State law gives the association, a nonprofit organization, responsibility for governing high-school sports. In her April ruling, Honeywell said the association is a “state actor.” She also noted that players and coaches from Cambridge Christian and its football opponent, Jacksonville’s University Christian School, met on the field of Camping World Stadium to pray before and after the 2015 game.
“The issue before the court is whether the First Amendment required the FHSAA to grant the teams unrestricted access to the PA system to deliver the prayer over the loudspeaker during the pregame,” Honeywell wrote. “Thus, the questions to be answered are whether the inability to pray over the loudspeaker during the pregame of the state championship final football game violated CCS’s First Amendment rights to freedom of speech and free exercise of religion. … (The) court concludes that the First Amendment does not apply because the speech at issue is government speech, but even if some portion of the speech is considered private speech, the court finds no constitutional violation occurred.”
The legal fight has lasted for years. Honeywell initially dismissed the case in 2017, but the appeals court in 2019 overturned the dismissal and sent the case back to Honeywell for further consideration. That led to her April judgment in favor of the association.

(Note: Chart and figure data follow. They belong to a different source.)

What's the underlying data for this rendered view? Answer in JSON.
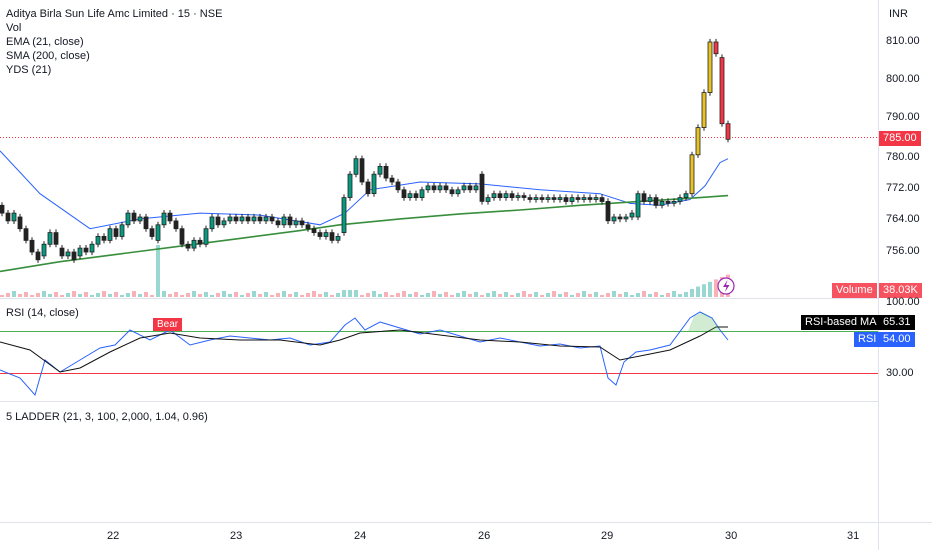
{
  "header": {
    "title": "Aditya Birla Sun Life Amc Limited · 15 · NSE",
    "indicators": [
      "Vol",
      "EMA (21, close)",
      "SMA (200, close)",
      "YDS (21)"
    ]
  },
  "price_axis": {
    "currency": "INR",
    "ticks": [
      "810.00",
      "800.00",
      "790.00",
      "780.00",
      "772.00",
      "764.00",
      "756.00"
    ],
    "last_price": "785.00",
    "last_price_color": "#f23645"
  },
  "volume": {
    "label": "Volume",
    "value": "38.03K",
    "color": "#f7525f"
  },
  "rsi_pane": {
    "title": "RSI (14, close)",
    "bear_label": "Bear",
    "axis_ticks": [
      "100.00",
      "30.00"
    ],
    "ma_label": "RSI-based MA",
    "ma_value": "65.31",
    "rsi_label": "RSI",
    "rsi_value": "54.00"
  },
  "ladder_pane": {
    "title": "5 LADDER (21, 3, 100, 2,000, 1.04, 0.96)"
  },
  "time_axis": {
    "ticks": [
      "22",
      "23",
      "24",
      "26",
      "29",
      "30",
      "31"
    ]
  },
  "chart_data": {
    "type": "candlestick",
    "title": "Aditya Birla Sun Life Amc Limited · 15 · NSE",
    "ylim": [
      750,
      815
    ],
    "series": [
      {
        "name": "EMA (21, close)",
        "color": "#2962ff",
        "points": [
          [
            0,
            782
          ],
          [
            40,
            771
          ],
          [
            90,
            762
          ],
          [
            140,
            764.5
          ],
          [
            200,
            766
          ],
          [
            260,
            765.5
          ],
          [
            320,
            763
          ],
          [
            345,
            766
          ],
          [
            370,
            772
          ],
          [
            420,
            774
          ],
          [
            480,
            773.5
          ],
          [
            540,
            772
          ],
          [
            600,
            771
          ],
          [
            630,
            768.5
          ],
          [
            660,
            768
          ],
          [
            690,
            769.5
          ],
          [
            705,
            773
          ],
          [
            720,
            779
          ],
          [
            728,
            780
          ]
        ]
      },
      {
        "name": "SMA (200, close)",
        "color": "#388e3c",
        "points": [
          [
            0,
            751
          ],
          [
            60,
            753.5
          ],
          [
            120,
            755.5
          ],
          [
            180,
            757.5
          ],
          [
            240,
            759.5
          ],
          [
            300,
            761.5
          ],
          [
            340,
            763
          ],
          [
            400,
            764.5
          ],
          [
            460,
            765.8
          ],
          [
            520,
            766.8
          ],
          [
            580,
            768
          ],
          [
            640,
            769
          ],
          [
            700,
            770
          ],
          [
            728,
            770.5
          ]
        ]
      }
    ],
    "candles_approx": [
      {
        "x": 2,
        "o": 768,
        "c": 766
      },
      {
        "x": 8,
        "o": 766,
        "c": 764
      },
      {
        "x": 14,
        "o": 764,
        "c": 766
      },
      {
        "x": 20,
        "o": 765,
        "c": 762
      },
      {
        "x": 26,
        "o": 762,
        "c": 759
      },
      {
        "x": 32,
        "o": 759,
        "c": 756
      },
      {
        "x": 38,
        "o": 756,
        "c": 754
      },
      {
        "x": 44,
        "o": 755,
        "c": 758
      },
      {
        "x": 50,
        "o": 758,
        "c": 761
      },
      {
        "x": 56,
        "o": 761,
        "c": 758
      },
      {
        "x": 62,
        "o": 757,
        "c": 755
      },
      {
        "x": 68,
        "o": 755,
        "c": 756
      },
      {
        "x": 74,
        "o": 756,
        "c": 754
      },
      {
        "x": 80,
        "o": 755,
        "c": 757
      },
      {
        "x": 86,
        "o": 757,
        "c": 756
      },
      {
        "x": 92,
        "o": 756,
        "c": 758
      },
      {
        "x": 98,
        "o": 758,
        "c": 760
      },
      {
        "x": 104,
        "o": 760,
        "c": 759
      },
      {
        "x": 110,
        "o": 759,
        "c": 762
      },
      {
        "x": 116,
        "o": 762,
        "c": 760
      },
      {
        "x": 122,
        "o": 760,
        "c": 763
      },
      {
        "x": 128,
        "o": 763,
        "c": 766
      },
      {
        "x": 134,
        "o": 766,
        "c": 764
      },
      {
        "x": 140,
        "o": 764,
        "c": 765
      },
      {
        "x": 146,
        "o": 765,
        "c": 762
      },
      {
        "x": 152,
        "o": 762,
        "c": 760
      },
      {
        "x": 158,
        "o": 759,
        "c": 763
      },
      {
        "x": 164,
        "o": 763,
        "c": 766
      },
      {
        "x": 170,
        "o": 766,
        "c": 764
      },
      {
        "x": 176,
        "o": 764,
        "c": 762
      },
      {
        "x": 182,
        "o": 762,
        "c": 758
      },
      {
        "x": 188,
        "o": 758,
        "c": 757
      },
      {
        "x": 194,
        "o": 757,
        "c": 759
      },
      {
        "x": 200,
        "o": 759,
        "c": 758
      },
      {
        "x": 206,
        "o": 758,
        "c": 762
      },
      {
        "x": 212,
        "o": 762,
        "c": 765
      },
      {
        "x": 218,
        "o": 765,
        "c": 763
      },
      {
        "x": 224,
        "o": 763,
        "c": 764
      },
      {
        "x": 230,
        "o": 764,
        "c": 765
      },
      {
        "x": 236,
        "o": 765,
        "c": 764
      },
      {
        "x": 242,
        "o": 764,
        "c": 765
      },
      {
        "x": 248,
        "o": 765,
        "c": 764
      },
      {
        "x": 254,
        "o": 764,
        "c": 765
      },
      {
        "x": 260,
        "o": 765,
        "c": 764
      },
      {
        "x": 266,
        "o": 764,
        "c": 765
      },
      {
        "x": 272,
        "o": 765,
        "c": 764
      },
      {
        "x": 278,
        "o": 764,
        "c": 763
      },
      {
        "x": 284,
        "o": 763,
        "c": 765
      },
      {
        "x": 290,
        "o": 765,
        "c": 763
      },
      {
        "x": 296,
        "o": 763,
        "c": 764
      },
      {
        "x": 302,
        "o": 764,
        "c": 763
      },
      {
        "x": 308,
        "o": 763,
        "c": 762
      },
      {
        "x": 314,
        "o": 762,
        "c": 761
      },
      {
        "x": 320,
        "o": 761,
        "c": 760
      },
      {
        "x": 326,
        "o": 760,
        "c": 761
      },
      {
        "x": 332,
        "o": 761,
        "c": 759
      },
      {
        "x": 338,
        "o": 759,
        "c": 760
      },
      {
        "x": 344,
        "o": 761,
        "c": 770
      },
      {
        "x": 350,
        "o": 770,
        "c": 776
      },
      {
        "x": 356,
        "o": 776,
        "c": 780
      },
      {
        "x": 362,
        "o": 780,
        "c": 774
      },
      {
        "x": 368,
        "o": 774,
        "c": 771
      },
      {
        "x": 374,
        "o": 771,
        "c": 776
      },
      {
        "x": 380,
        "o": 776,
        "c": 778
      },
      {
        "x": 386,
        "o": 778,
        "c": 775
      },
      {
        "x": 392,
        "o": 775,
        "c": 774
      },
      {
        "x": 398,
        "o": 774,
        "c": 772
      },
      {
        "x": 404,
        "o": 772,
        "c": 770
      },
      {
        "x": 410,
        "o": 770,
        "c": 771
      },
      {
        "x": 416,
        "o": 771,
        "c": 770
      },
      {
        "x": 422,
        "o": 770,
        "c": 772
      },
      {
        "x": 428,
        "o": 772,
        "c": 773
      },
      {
        "x": 434,
        "o": 773,
        "c": 772
      },
      {
        "x": 440,
        "o": 772,
        "c": 773
      },
      {
        "x": 446,
        "o": 773,
        "c": 772
      },
      {
        "x": 452,
        "o": 772,
        "c": 771
      },
      {
        "x": 458,
        "o": 771,
        "c": 772
      },
      {
        "x": 464,
        "o": 772,
        "c": 773
      },
      {
        "x": 470,
        "o": 773,
        "c": 772
      },
      {
        "x": 476,
        "o": 772,
        "c": 773
      },
      {
        "x": 482,
        "o": 776,
        "c": 769
      },
      {
        "x": 488,
        "o": 769,
        "c": 770
      },
      {
        "x": 494,
        "o": 770,
        "c": 771
      },
      {
        "x": 500,
        "o": 771,
        "c": 770
      },
      {
        "x": 506,
        "o": 770,
        "c": 771
      },
      {
        "x": 512,
        "o": 771,
        "c": 770
      },
      {
        "x": 518,
        "o": 770,
        "c": 770.5
      },
      {
        "x": 524,
        "o": 770.5,
        "c": 770
      },
      {
        "x": 530,
        "o": 770,
        "c": 769.5
      },
      {
        "x": 536,
        "o": 769.5,
        "c": 770
      },
      {
        "x": 542,
        "o": 770,
        "c": 769.5
      },
      {
        "x": 548,
        "o": 769.5,
        "c": 770
      },
      {
        "x": 554,
        "o": 770,
        "c": 769.5
      },
      {
        "x": 560,
        "o": 769.5,
        "c": 770
      },
      {
        "x": 566,
        "o": 770,
        "c": 769
      },
      {
        "x": 572,
        "o": 769,
        "c": 770
      },
      {
        "x": 578,
        "o": 770,
        "c": 769.5
      },
      {
        "x": 584,
        "o": 769.5,
        "c": 770
      },
      {
        "x": 590,
        "o": 770,
        "c": 769.5
      },
      {
        "x": 596,
        "o": 769.5,
        "c": 770
      },
      {
        "x": 602,
        "o": 770,
        "c": 769
      },
      {
        "x": 608,
        "o": 769,
        "c": 764
      },
      {
        "x": 614,
        "o": 764,
        "c": 765
      },
      {
        "x": 620,
        "o": 765,
        "c": 764.5
      },
      {
        "x": 626,
        "o": 764.5,
        "c": 765
      },
      {
        "x": 632,
        "o": 765,
        "c": 766
      },
      {
        "x": 638,
        "o": 765,
        "c": 771
      },
      {
        "x": 644,
        "o": 771,
        "c": 769
      },
      {
        "x": 650,
        "o": 769,
        "c": 770
      },
      {
        "x": 656,
        "o": 770,
        "c": 768
      },
      {
        "x": 662,
        "o": 768,
        "c": 769
      },
      {
        "x": 668,
        "o": 769,
        "c": 768.5
      },
      {
        "x": 674,
        "o": 768.5,
        "c": 769
      },
      {
        "x": 680,
        "o": 769,
        "c": 770
      },
      {
        "x": 686,
        "o": 770,
        "c": 771
      },
      {
        "x": 692,
        "o": 771,
        "c": 781
      },
      {
        "x": 698,
        "o": 781,
        "c": 788
      },
      {
        "x": 704,
        "o": 788,
        "c": 797
      },
      {
        "x": 710,
        "o": 797,
        "c": 810
      },
      {
        "x": 716,
        "o": 810,
        "c": 807
      },
      {
        "x": 722,
        "o": 806,
        "c": 789
      },
      {
        "x": 728,
        "o": 789,
        "c": 785
      }
    ]
  }
}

In 2019, then-Education Commissioner Richard Corcoran tried to pressure the association to reconsider policies that prevented Cambridge Christian from offering the prayer over the loudspeaker. The association responded at the time by saying it would allow the dispute to be resolved in court.
The Depar tment of Education brief this week pointed to a legal standard known as “strict scrutiny,” which it said applies in cases about actions that “burden” religious speech.
“Such actions may thus be justified only if the government proves that they are narrowly tailored to serve compelling state interests,” the brief said. “But FHSAA failed to take this analysis seriously. It failed to offer a genuine compelling state interest in restricting the speech at issue and refused to consider any of the numerous, reasonable alternatives that it was required to consider under strict scrutiny.”